4 of 64 comments (clear)

  1. Re:Which one? by Santana · · Score: 5, Informative

    That's the main difference: goals.

    Goals make you take different decisions. They all write very good and consistent operating systems. All of them share code. OpenBSD takes drivers from Net and Free, and these have taken pf, OpenSSH and spamd; the list of shared code is huge (and that's the point of BSD).

    But every BSD has different policies. OpenBSD is the more pedantic about licenses and code quality.
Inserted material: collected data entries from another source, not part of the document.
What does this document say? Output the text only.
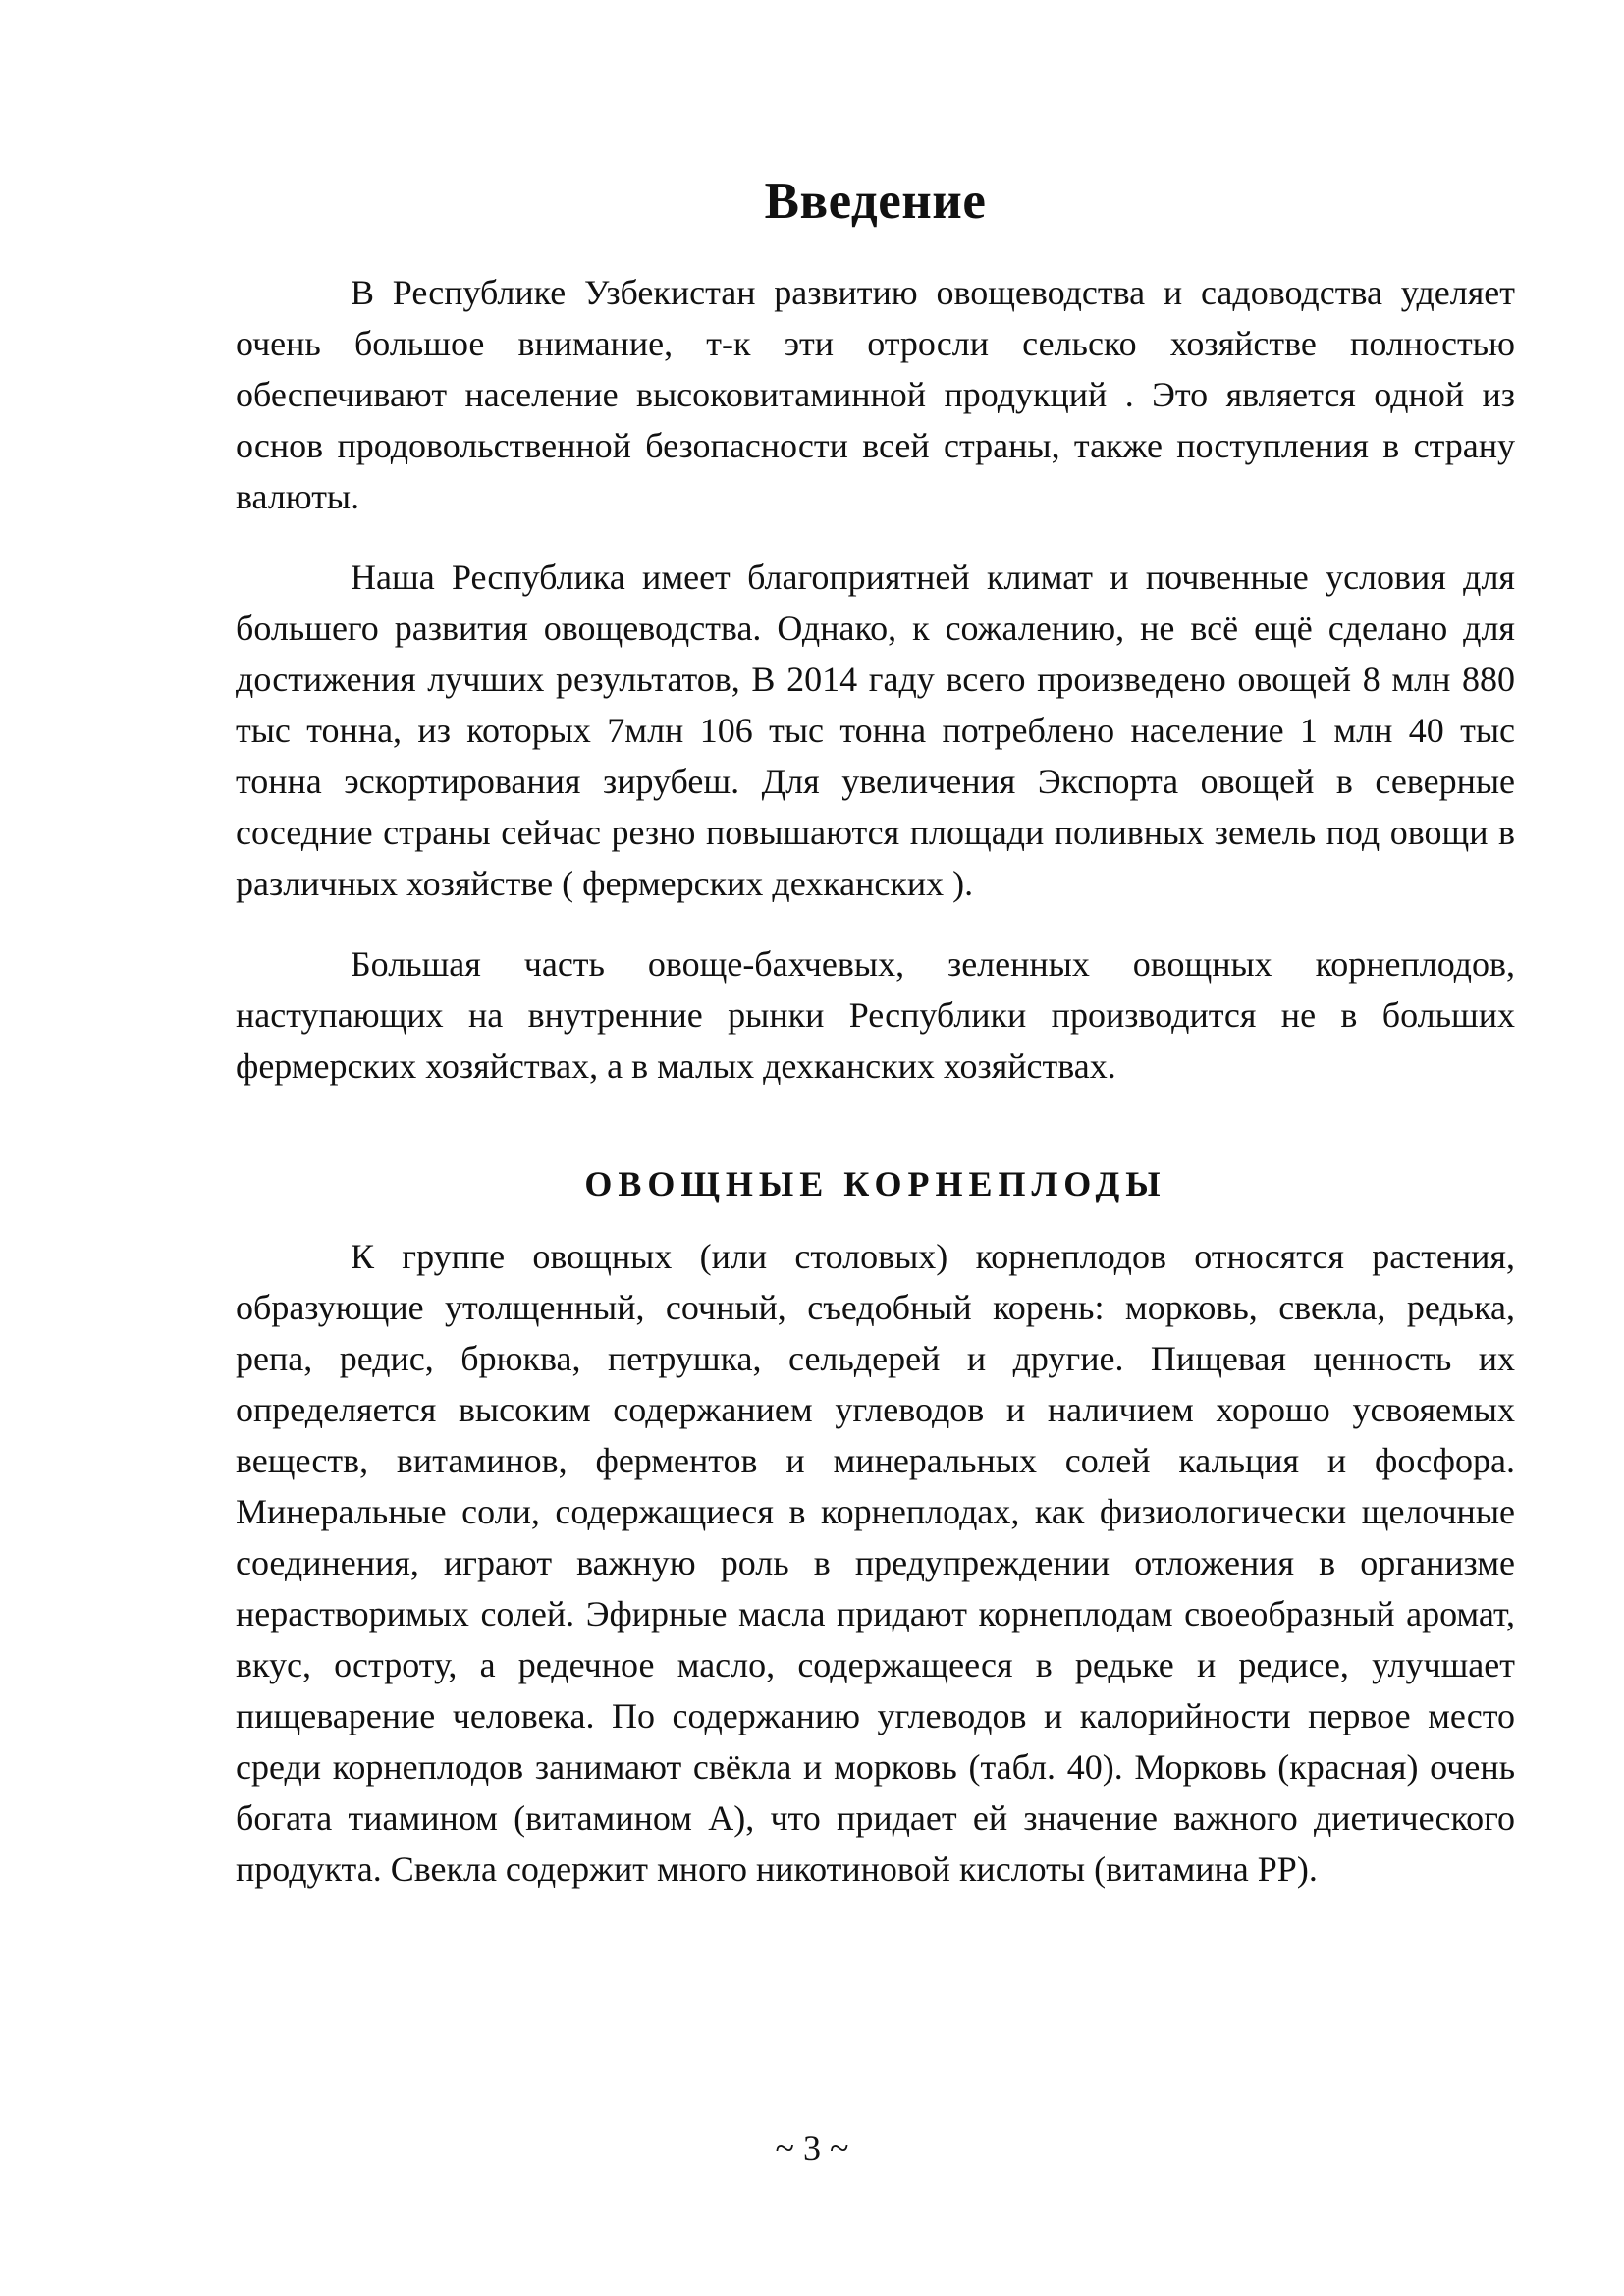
Введение

В Республике Узбекистан развитию овощеводства и садоводства уделяет очень большое внимание, т-к эти отросли сельско хозяйстве полностью обеспечивают население высоковитаминной продукций . Это является одной из основ продовольственной безопасности всей страны, также поступления в страну валюты.

Наша Республика имеет благоприятней климат и почвенные условия для большего развития овощеводства. Однако, к сожалению, не всё ещё сделано для достижения лучших результатов, В 2014 гаду всего произведено овощей 8 млн 880 тыс тонна, из которых 7млн 106 тыс тонна потреблено население 1 млн 40 тыс тонна эскортирования зирубеш. Для увеличения Экспорта овощей в северные соседние страны сейчас резно повышаются площади поливных земель под овощи в различных хозяйстве ( фермерских дехканских ).

Большая часть овоще-бахчевых, зеленных овощных корнеплодов, наступающих на внутренние рынки Республики производится не в больших фермерских хозяйствах, а в малых дехканских хозяйствах.

ОВОЩНЫЕ КОРНЕПЛОДЫ

К группе овощных (или столовых) корнеплодов относятся растения, образующие утолщенный, сочный, съедобный корень: морковь, свекла, редька, репа, редис, брюква, петрушка, сельдерей и другие. Пищевая ценность их определяется высоким содержанием углеводов и наличием хорошо усвояемых веществ, витаминов, ферментов и минеральных солей кальция и фосфора. Минеральные соли, содержащиеся в корнеплодах, как физиологически щелочные соединения, играют важную роль в предупреждении отложения в организме нерастворимых солей. Эфирные масла придают корнеплодам своеобразный аромат, вкус, остроту, а редечное масло, содержащееся в редьке и редисе, улучшает пищеварение человека. По содержанию углеводов и калорийности первое место среди корнеплодов занимают свёкла и морковь (табл. 40). Морковь (красная) очень богата тиамином (витамином А), что придает ей значение важного диетического продукта. Свекла содержит много никотиновой кислоты (витамина РР).

~ 3 ~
For some people it could seem absurd, but time has proven OpenBSD is right.

    It's my impression that OpenBSD is in the perfect balance between NetBSD (privileging portability) and FreeBSD (privileging efficiency and software availability).

    But I'm biased :>

    --
    The best way to predict the future is to invent it
  2. Re:Nice, but... by sp0rk173 · · Score: 5, Informative

    it's the OSI approved version of the license. Apparently some old files had the old 4-clause license hanging around.

    This is an improvement, and isn't making it any harder for Matt and other's ideas to get out. It's actually making the code MORE open, from the GNU/FSF/OSI standpoint. Nice attempt at a troll, though.

  3. Not that big a deal. by m.dillon · · Score: 5, Informative
    Oh for heaven's sake. It's not *that* big a deal! It's there so all the new VFS work, which is virtually guarenteed to create some destabilization despite our best efforts (because we are literally ripping out and replacing the entire VFS interface), doesn't screw up people trying to use DragonFly as a production platform.

    Wait a few months and there will really be some new cool things to brag about. The new VFS layering is going to allow us to implement a generic journaling interface (read: real time continuously streaming fs backups and other cool things).

    -Matt

  4. Re:Which one? by m.dillon · · Score: 5, Interesting
    No, the VM subsystem... that is, the concept of using stackable VM Objects, is going to stay in. I do want to implement a copy-on-write mechanism for pages owned by in-progress I/O to avoid stall situations that still exist in FreeBSD (despite Kirk's filesystem bitmap hacks, which only really fixed the worst of the stalls). There are also some kernel memory subsystem interactions with the VM system that need cleaning up to make things more MP friendly, and vm_map's and a few other areas need some algorithmic cleanups... but it's just cleaning up, not a rewrite. Generally I believe the VM Object based VM subsystem used in FreeBSD and DragonFly to be superior to the mechanisms used in other BSDs and in Linux.